Orang-orang terdiam, takzim mendengarkan.

“Kawan-kawan BTI tak kenal lelah meminta keadilan, berdarah berkeringat tanpa takut,” sambungnya berapi-api, ”begitu pula kawan-kawan Lekra, setiap hari menyajikan ideologi dan tujuan revolusi di jalan-jalan, rumah-rumah dan aku yakin menjadi percakapan di meja makan.”

Tepuk tangan menggema, ruangan dalam sampai jalanan dipenuhi semangat kaum revolusioner. Nyali setiap orang membesar. Pertemuan umum itu tak memiliki tujuan, hanya sekedar berkumpul dan menunjukkan kekuatan. Seperti perintah orang-orang kecamatan.

“Genjer-genjer setiap hari!” teriak Triman membakar semangat.

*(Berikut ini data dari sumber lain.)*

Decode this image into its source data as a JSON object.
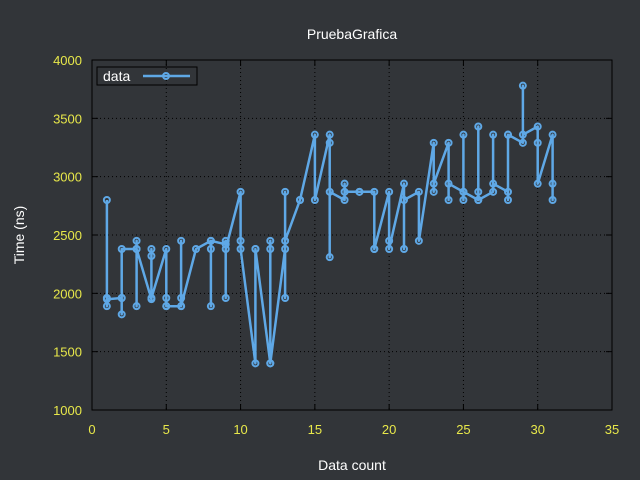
{
  "chart_data": {
    "type": "line",
    "title": "PruebaGrafica",
    "xlabel": "Data count",
    "ylabel": "Time (ns)",
    "xlim": [
      0,
      35
    ],
    "ylim": [
      1000,
      4000
    ],
    "x_ticks": [
      0,
      5,
      10,
      15,
      20,
      25,
      30,
      35
    ],
    "y_ticks": [
      1000,
      1500,
      2000,
      2500,
      3000,
      3500,
      4000
    ],
    "grid": true,
    "legend": "top-left",
    "colors": {
      "background": "#323539",
      "series": "#5fa8e6",
      "tick_labels": "#e8e84a",
      "text": "#ffffff",
      "border": "#000000"
    },
    "series": [
      {
        "name": "data",
        "x": [
          1,
          1,
          1,
          1,
          2,
          2,
          2,
          2,
          3,
          3,
          3,
          3,
          4,
          4,
          4,
          4,
          5,
          5,
          5,
          5,
          6,
          6,
          6,
          6,
          7,
          8,
          8,
          8,
          8,
          9,
          9,
          9,
          9,
          10,
          10,
          10,
          11,
          11,
          11,
          12,
          12,
          12,
          12,
          13,
          13,
          13,
          13,
          14,
          14,
          15,
          15,
          16,
          16,
          16,
          16,
          17,
          17,
          17,
          18,
          18,
          19,
          19,
          19,
          20,
          20,
          20,
          21,
          21,
          21,
          22,
          22,
          23,
          23,
          23,
          24,
          24,
          24,
          25,
          25,
          25,
          25,
          26,
          26,
          26,
          26,
          27,
          27,
          27,
          28,
          28,
          28,
          28,
          29,
          29,
          29,
          30,
          30,
          30,
          31,
          31,
          31
        ],
        "y": [
          2800,
          1960,
          1890,
          1950,
          1960,
          1820,
          1960,
          2380,
          2380,
          2450,
          1890,
          2380,
          1950,
          2320,
          2380,
          1960,
          2380,
          1960,
          1890,
          1890,
          1890,
          1960,
          2450,
          1890,
          2380,
          2450,
          2380,
          1890,
          2450,
          2420,
          1960,
          2450,
          2380,
          2870,
          2450,
          2380,
          1400,
          2380,
          2380,
          1400,
          2450,
          2380,
          1400,
          2380,
          2870,
          1960,
          2450,
          2800,
          2800,
          3360,
          2800,
          3360,
          3290,
          2310,
          2870,
          2800,
          2940,
          2870,
          2870,
          2870,
          2870,
          2380,
          2380,
          2870,
          2450,
          2380,
          2940,
          2380,
          2800,
          2870,
          2450,
          3290,
          2870,
          2940,
          3290,
          2800,
          2940,
          2870,
          2800,
          3360,
          2870,
          2800,
          3430,
          2870,
          2800,
          2870,
          3360,
          2940,
          2870,
          2800,
          3360,
          3360,
          3290,
          3780,
          3360,
          3430,
          3290,
          2940,
          3360,
          2800,
          2940
        ]
      }
    ]
  }
}
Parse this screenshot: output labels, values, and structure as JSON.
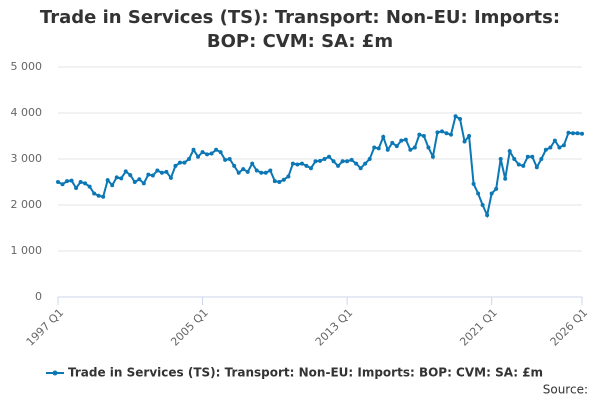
{
  "chart_data": {
    "type": "line",
    "title": "Trade in Services (TS): Transport: Non-EU: Imports: BOP: CVM: SA: £m",
    "categories": [
      "1997 Q1",
      null,
      null,
      null,
      null,
      null,
      null,
      null,
      null,
      null,
      null,
      null,
      null,
      null,
      null,
      null,
      null,
      null,
      null,
      null,
      null,
      null,
      null,
      null,
      null,
      null,
      null,
      null,
      null,
      null,
      null,
      null,
      "2005 Q1",
      null,
      null,
      null,
      null,
      null,
      null,
      null,
      null,
      null,
      null,
      null,
      null,
      null,
      null,
      null,
      null,
      null,
      null,
      null,
      null,
      null,
      null,
      null,
      null,
      null,
      null,
      null,
      null,
      null,
      null,
      null,
      "2013 Q1",
      null,
      null,
      null,
      null,
      null,
      null,
      null,
      null,
      null,
      null,
      null,
      null,
      null,
      null,
      null,
      null,
      null,
      null,
      null,
      null,
      null,
      null,
      null,
      null,
      null,
      null,
      null,
      null,
      null,
      null,
      null,
      "2021 Q1",
      null,
      null,
      null,
      null,
      null,
      null,
      null,
      null,
      null,
      null,
      null,
      null,
      null,
      null,
      null,
      null,
      null,
      null,
      null,
      "2026 Q1"
    ],
    "series": [
      {
        "name": "Trade in Services (TS): Transport: Non-EU: Imports: BOP: CVM: SA: £m",
        "color": "#0b77b5",
        "values": [
          2500,
          2450,
          2520,
          2530,
          2370,
          2500,
          2470,
          2400,
          2250,
          2200,
          2180,
          2540,
          2430,
          2600,
          2580,
          2730,
          2650,
          2500,
          2560,
          2470,
          2660,
          2640,
          2750,
          2700,
          2720,
          2590,
          2850,
          2920,
          2920,
          3000,
          3200,
          3050,
          3150,
          3100,
          3120,
          3200,
          3150,
          2980,
          3000,
          2850,
          2700,
          2780,
          2720,
          2900,
          2750,
          2700,
          2700,
          2750,
          2520,
          2500,
          2550,
          2620,
          2900,
          2880,
          2900,
          2850,
          2800,
          2950,
          2960,
          3000,
          3050,
          2950,
          2850,
          2950,
          2950,
          2980,
          2900,
          2800,
          2900,
          3000,
          3250,
          3230,
          3480,
          3200,
          3350,
          3280,
          3400,
          3420,
          3200,
          3250,
          3530,
          3500,
          3250,
          3050,
          3580,
          3600,
          3560,
          3530,
          3930,
          3870,
          3380,
          3500,
          2460,
          2250,
          2000,
          1780,
          2250,
          2350,
          3000,
          2570,
          3170,
          3000,
          2880,
          2850,
          3050,
          3050,
          2820,
          3000,
          3200,
          3250,
          3400,
          3250,
          3300,
          3570,
          3560,
          3560,
          3550
        ]
      }
    ],
    "ylim": [
      0,
      5000
    ],
    "yticks": [
      0,
      {
        "value": 1000,
        "label": "1 000"
      },
      {
        "value": 2000,
        "label": "2 000"
      },
      {
        "value": 3000,
        "label": "3 000"
      },
      {
        "value": 4000,
        "label": "4 000"
      },
      {
        "value": 5000,
        "label": "5 000"
      }
    ],
    "grid": true,
    "source": "Source:"
  }
}
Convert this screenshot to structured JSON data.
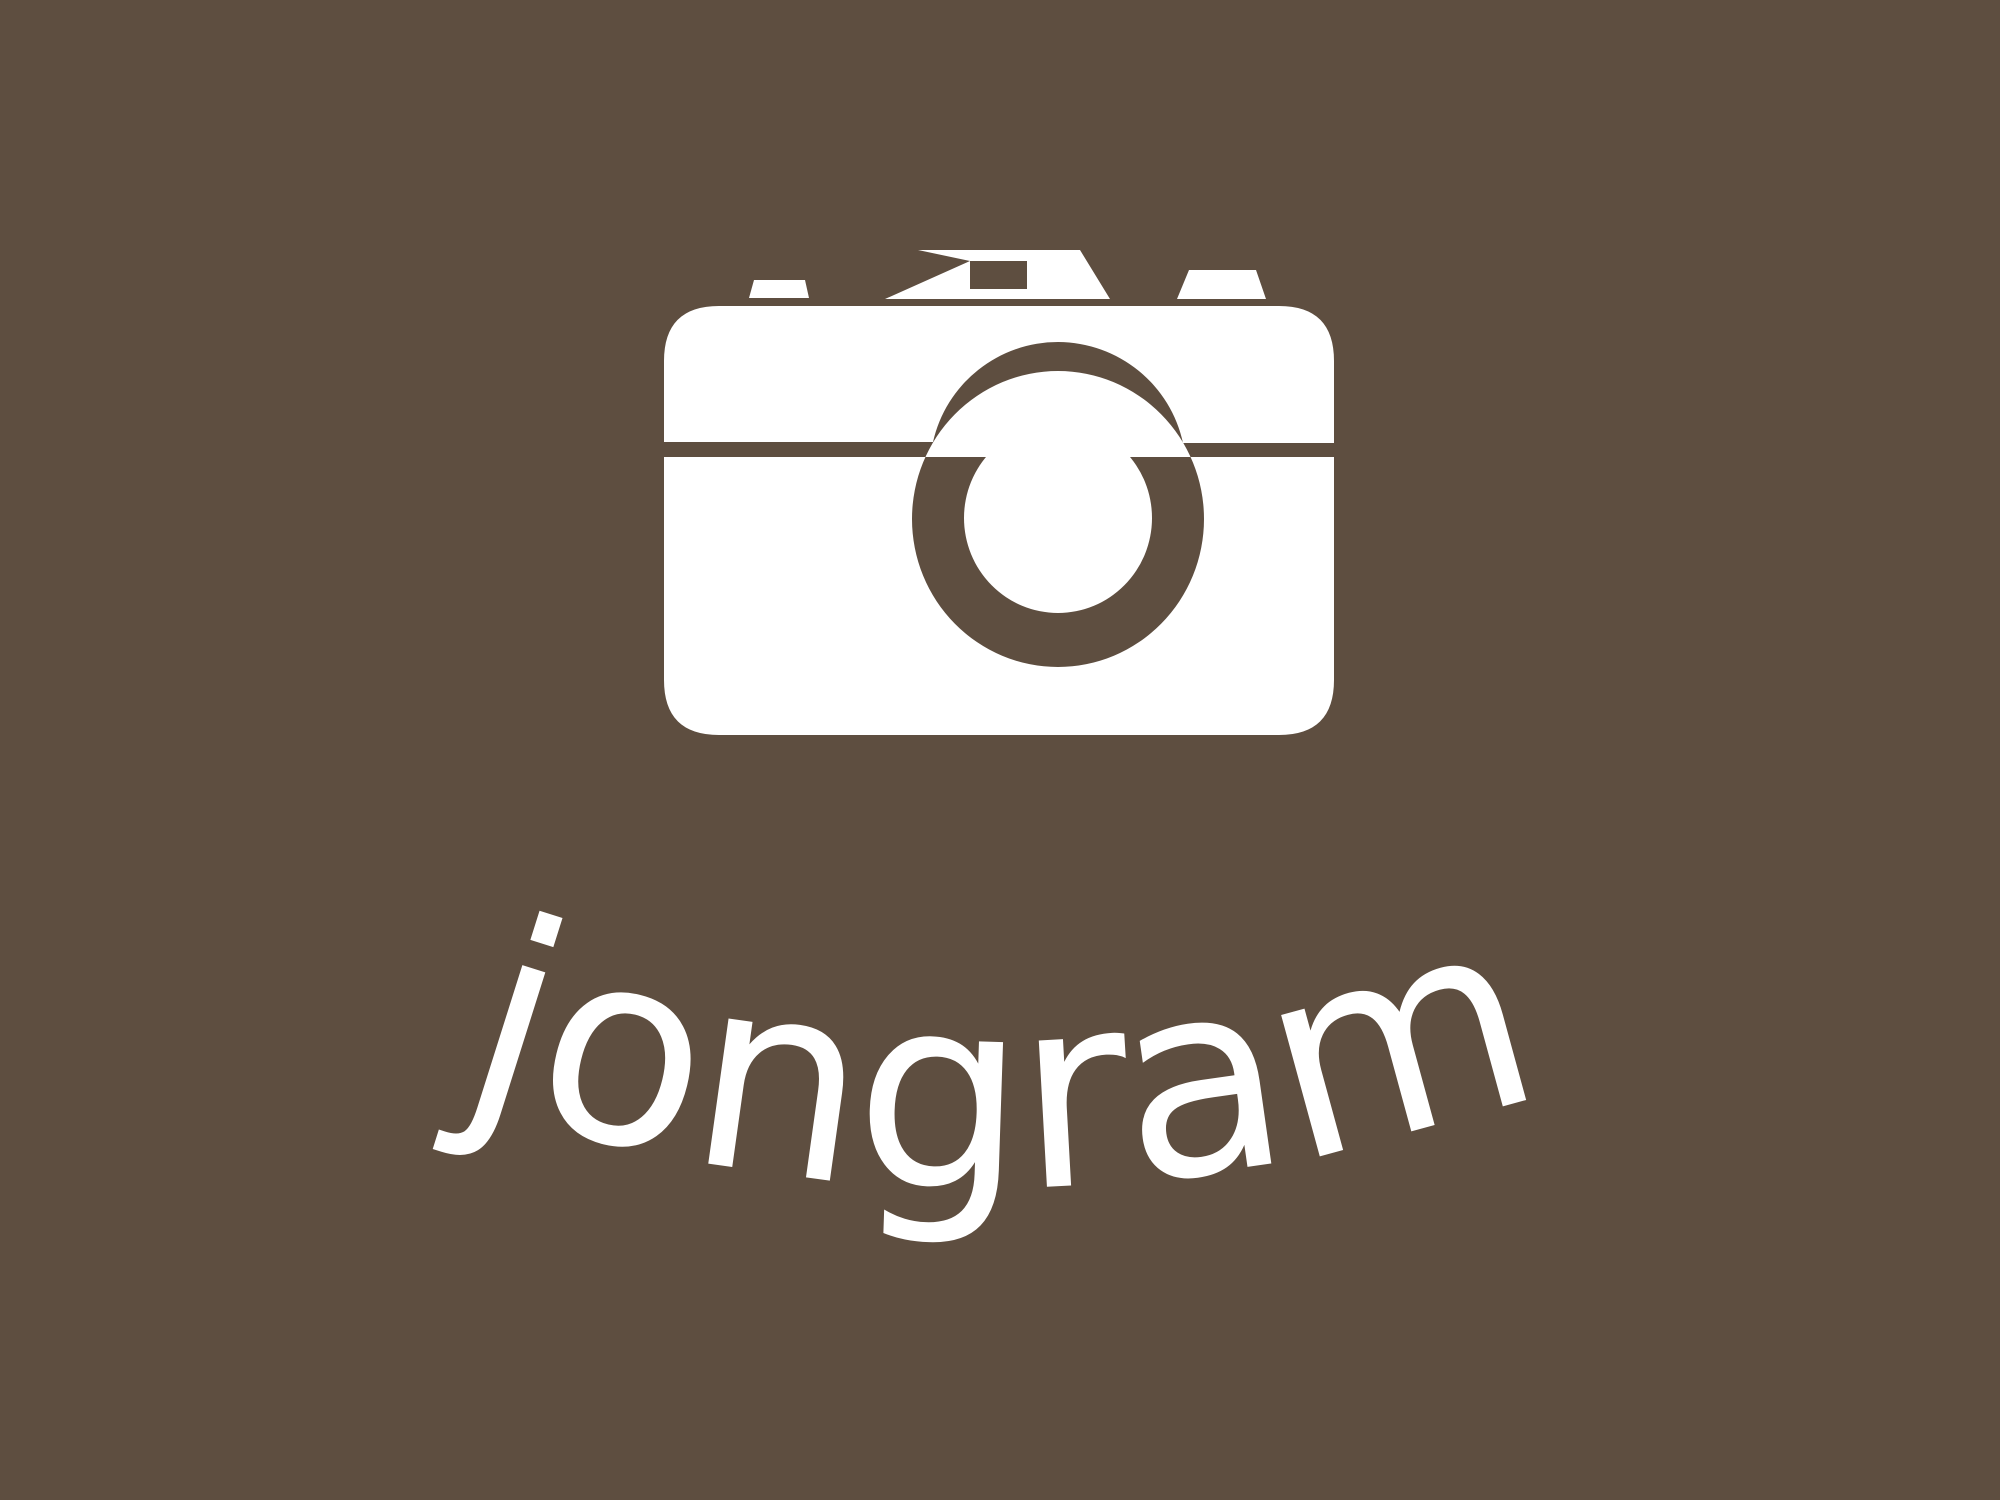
{
  "logo": {
    "wordmark": "jongram",
    "icon": "camera-icon",
    "colors": {
      "background": "#5e4e40",
      "foreground": "#ffffff"
    }
  }
}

“Genjer-genjer setiap hari!” sahut semua orang.

“Lanjutkan lagi slogan lama, sama rasa sama rasa,” lanjut Triman semakin berapi-api, “ganyang tujuh setan desa!”

Sambutan menggema. Suara lantang Triman masuk ke relung-relung hati mereka, berubah menjadi sebuah tekad bulat. Setan desa harus binasa.

 

ooOOoo


Pagar kemangi di rumah Mbah Salam telah dipotong rapi. Lek Ngateno membabatnya tadi pagi, juga semak, rumput dan ilalang yang mulai tinggi. Winarsih membantu, dia menyiapkan kopi dan sarapan sambil menunggu bapaknya.

“Buang saja ke belakang, Nduk. Biar jadi pupuk,” kata Ngateno.

Winarsih patuh, mengambil sisa-sisa potongan kemangi, rumput dan ilalang lalu membuangnya ke belakang rumah. Potongan-potongan kecil disapu dan dikumpulkan di cikrak[2] bambu.